Wrath developers announced their intention to have mod support. According to Fox, well documented and easily available modding tools were always an important aspect of the project, inspired by his own history using the free Quake development tools. Following the game's release, the QuakeC and engine code for the game was uploaded to GitHub.

== Release ==
Wrath was originally intended to release into Early Access with the first episode in "Summer 2019". Though the Early Access game would require a full price purchase, using the first episode as a teaser is reminiscent of the Shareware model that was common in the 1990s. However, the planned date was pushed back to make it "bigger and better," with the eventual release on November 22, 2019, featuring two of the five levels in Episode 1 and a roadmap for the completion of the first episode leading up to the full release. Being based on the open source DarkPlaces engine, the game's source code was also released under the GPLv2 via GitHub in November 2019.

With the second Early Access content update on March 28, 2020, the release roadmap was updated to push the expected final release into early 2021. At the same time a "big box" physical release of the game was announced with a Founder's Edition containing the game on CD, the soundtrack, artwork, and metal figurines, among other pack-ins. The Founder's Edition is limited to 500 copies. The full version was later pushed to 2022 in August 2021. A further delay to Q2 2023 was announced in November 2022. However on June 26, 2023, after failing once again to meet the deadline, it was announced that the game would remain in early access for the remainder of 2023, with the full release being delayed until further notice. On September 30, 2023, it was announced that the full game would be released on February 27, 2024.

== Reception ==
The initial Early Access release, though still in development, received praise in the gaming press for the graphics and level design.

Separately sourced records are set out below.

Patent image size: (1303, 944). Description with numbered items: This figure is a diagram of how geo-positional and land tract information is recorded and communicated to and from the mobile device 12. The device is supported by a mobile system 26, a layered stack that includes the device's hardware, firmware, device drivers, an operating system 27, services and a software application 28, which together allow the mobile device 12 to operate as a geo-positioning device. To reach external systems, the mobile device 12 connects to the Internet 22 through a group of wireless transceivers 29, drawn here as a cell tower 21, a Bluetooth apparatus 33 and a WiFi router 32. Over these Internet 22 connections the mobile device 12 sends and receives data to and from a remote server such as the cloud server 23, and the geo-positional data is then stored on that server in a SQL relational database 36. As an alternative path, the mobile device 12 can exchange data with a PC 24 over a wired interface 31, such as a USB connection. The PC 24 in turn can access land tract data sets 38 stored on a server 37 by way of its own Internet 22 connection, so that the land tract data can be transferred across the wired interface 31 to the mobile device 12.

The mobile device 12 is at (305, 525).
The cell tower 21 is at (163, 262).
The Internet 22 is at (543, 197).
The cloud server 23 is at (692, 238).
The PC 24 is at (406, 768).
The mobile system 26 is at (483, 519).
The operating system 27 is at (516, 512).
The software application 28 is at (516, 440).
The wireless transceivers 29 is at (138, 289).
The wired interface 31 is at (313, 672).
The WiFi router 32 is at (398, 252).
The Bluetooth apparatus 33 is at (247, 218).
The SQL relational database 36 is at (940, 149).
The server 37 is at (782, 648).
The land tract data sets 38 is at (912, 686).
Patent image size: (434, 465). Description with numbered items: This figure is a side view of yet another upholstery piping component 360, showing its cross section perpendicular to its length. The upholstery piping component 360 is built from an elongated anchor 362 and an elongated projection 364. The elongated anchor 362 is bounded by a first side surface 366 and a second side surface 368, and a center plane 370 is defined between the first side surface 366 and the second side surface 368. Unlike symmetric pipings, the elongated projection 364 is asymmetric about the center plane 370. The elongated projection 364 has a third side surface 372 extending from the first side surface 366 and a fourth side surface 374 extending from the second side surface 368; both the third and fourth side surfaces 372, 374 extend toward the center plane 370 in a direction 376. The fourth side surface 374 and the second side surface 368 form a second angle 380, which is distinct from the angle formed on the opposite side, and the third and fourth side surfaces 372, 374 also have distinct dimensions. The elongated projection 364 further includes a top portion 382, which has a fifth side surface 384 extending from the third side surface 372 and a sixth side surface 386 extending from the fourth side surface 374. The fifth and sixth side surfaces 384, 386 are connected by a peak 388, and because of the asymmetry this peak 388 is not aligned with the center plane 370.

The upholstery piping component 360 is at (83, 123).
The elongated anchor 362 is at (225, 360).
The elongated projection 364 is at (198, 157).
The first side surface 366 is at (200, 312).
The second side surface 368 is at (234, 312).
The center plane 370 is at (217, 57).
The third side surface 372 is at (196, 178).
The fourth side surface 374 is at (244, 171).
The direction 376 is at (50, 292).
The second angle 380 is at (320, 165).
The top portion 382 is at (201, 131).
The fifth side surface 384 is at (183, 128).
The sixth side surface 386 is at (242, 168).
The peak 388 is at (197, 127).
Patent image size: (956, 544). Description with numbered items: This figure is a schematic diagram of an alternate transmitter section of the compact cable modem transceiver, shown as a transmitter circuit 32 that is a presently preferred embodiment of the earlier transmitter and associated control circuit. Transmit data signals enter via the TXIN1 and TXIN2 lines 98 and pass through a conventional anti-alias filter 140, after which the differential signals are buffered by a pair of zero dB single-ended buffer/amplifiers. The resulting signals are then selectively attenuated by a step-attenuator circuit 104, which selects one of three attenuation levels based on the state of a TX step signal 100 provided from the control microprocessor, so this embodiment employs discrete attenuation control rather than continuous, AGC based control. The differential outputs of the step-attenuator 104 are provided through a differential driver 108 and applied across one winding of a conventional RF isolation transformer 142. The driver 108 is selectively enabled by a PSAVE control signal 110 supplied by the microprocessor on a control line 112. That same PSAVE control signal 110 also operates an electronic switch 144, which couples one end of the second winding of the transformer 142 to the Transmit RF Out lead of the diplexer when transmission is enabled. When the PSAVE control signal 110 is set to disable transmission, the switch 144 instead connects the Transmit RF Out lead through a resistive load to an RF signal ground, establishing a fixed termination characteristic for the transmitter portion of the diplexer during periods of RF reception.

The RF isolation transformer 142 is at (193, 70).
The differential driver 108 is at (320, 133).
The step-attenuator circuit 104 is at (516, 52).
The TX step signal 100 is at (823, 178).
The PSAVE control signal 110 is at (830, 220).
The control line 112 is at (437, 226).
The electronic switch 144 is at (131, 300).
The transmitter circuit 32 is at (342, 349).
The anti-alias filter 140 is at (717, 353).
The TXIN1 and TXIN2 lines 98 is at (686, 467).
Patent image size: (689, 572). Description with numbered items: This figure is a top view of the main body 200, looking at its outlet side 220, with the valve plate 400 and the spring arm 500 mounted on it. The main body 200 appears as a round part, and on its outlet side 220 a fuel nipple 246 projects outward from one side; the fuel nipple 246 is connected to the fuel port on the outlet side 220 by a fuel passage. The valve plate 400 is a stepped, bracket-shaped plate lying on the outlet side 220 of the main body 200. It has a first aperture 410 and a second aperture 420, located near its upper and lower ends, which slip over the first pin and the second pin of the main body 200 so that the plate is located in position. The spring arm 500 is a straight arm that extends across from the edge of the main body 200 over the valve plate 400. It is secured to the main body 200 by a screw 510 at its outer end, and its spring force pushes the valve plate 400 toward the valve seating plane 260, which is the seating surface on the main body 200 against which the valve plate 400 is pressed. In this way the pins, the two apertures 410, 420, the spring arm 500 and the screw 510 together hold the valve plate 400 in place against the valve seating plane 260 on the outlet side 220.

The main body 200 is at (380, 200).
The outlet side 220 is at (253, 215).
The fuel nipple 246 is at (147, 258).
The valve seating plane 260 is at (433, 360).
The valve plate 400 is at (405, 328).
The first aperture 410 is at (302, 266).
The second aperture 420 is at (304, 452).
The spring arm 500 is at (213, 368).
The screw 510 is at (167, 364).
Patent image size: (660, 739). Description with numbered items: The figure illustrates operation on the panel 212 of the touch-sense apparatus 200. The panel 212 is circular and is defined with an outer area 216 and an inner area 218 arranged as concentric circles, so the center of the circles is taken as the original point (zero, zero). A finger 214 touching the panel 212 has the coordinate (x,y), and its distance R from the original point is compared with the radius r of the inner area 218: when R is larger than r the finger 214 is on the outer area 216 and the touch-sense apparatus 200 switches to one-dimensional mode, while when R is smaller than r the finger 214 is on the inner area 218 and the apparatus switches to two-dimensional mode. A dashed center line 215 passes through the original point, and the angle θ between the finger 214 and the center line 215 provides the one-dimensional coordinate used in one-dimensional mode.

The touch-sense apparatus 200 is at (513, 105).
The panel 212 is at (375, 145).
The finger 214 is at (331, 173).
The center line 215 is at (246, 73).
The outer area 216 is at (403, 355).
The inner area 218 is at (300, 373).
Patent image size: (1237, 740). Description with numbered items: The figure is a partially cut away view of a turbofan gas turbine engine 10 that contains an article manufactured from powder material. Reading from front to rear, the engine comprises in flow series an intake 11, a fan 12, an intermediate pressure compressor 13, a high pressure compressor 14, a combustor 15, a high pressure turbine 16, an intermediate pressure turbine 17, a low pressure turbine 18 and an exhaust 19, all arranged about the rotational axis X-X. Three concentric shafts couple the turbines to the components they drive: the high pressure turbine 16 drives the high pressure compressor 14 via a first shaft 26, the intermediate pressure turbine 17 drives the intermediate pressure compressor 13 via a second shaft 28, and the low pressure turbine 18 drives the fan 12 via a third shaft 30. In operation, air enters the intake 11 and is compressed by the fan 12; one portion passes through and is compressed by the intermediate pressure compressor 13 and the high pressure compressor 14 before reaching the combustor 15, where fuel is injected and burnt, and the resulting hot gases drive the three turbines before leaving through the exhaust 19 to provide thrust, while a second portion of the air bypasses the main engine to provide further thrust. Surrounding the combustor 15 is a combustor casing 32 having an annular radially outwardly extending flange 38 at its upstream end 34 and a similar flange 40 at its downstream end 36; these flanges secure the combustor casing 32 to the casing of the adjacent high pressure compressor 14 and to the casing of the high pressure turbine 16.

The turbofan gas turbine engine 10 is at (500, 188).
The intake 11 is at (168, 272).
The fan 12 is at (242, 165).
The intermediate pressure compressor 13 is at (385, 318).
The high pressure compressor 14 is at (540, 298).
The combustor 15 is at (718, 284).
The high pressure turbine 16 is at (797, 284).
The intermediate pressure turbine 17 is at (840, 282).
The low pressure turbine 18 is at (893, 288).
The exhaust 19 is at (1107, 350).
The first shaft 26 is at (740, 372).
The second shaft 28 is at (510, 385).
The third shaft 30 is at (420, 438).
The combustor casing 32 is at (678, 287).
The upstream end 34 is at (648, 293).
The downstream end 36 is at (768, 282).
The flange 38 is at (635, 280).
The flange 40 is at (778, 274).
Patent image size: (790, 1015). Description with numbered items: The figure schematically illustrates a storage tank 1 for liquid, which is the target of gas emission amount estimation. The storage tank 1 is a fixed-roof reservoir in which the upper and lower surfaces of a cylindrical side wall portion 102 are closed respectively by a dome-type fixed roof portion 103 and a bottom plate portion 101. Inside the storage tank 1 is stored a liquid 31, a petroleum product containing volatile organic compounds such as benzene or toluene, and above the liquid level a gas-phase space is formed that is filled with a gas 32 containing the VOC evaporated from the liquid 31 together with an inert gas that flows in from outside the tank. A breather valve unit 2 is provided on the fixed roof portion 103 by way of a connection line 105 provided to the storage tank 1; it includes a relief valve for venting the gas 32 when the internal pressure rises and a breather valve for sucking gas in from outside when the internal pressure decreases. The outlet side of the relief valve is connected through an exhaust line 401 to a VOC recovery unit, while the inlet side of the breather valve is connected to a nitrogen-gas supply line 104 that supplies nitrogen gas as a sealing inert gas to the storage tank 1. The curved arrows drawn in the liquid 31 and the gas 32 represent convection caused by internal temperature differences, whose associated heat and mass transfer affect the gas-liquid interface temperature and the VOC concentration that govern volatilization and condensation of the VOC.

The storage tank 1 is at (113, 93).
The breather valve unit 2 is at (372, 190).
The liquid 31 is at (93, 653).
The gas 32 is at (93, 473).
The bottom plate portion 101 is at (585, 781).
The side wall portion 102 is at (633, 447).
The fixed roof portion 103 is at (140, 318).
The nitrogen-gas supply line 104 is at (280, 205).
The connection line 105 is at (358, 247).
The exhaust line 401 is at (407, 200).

Following its release, the game received a mostly positive reception from gaming outlets. Rock Paper Shotgun described the game as being "a solid shooter that remembers how [90s shooters] actually played and why they worked." Gaming Bolt praised the weapon selection and fast pace of the action, and was particularly impressed by the large scope of the levels. Eurogamers review was more mixed, praising the game's combat and atmosphere, but highlighting issues with the game's pacing and excessive length of some of its levels.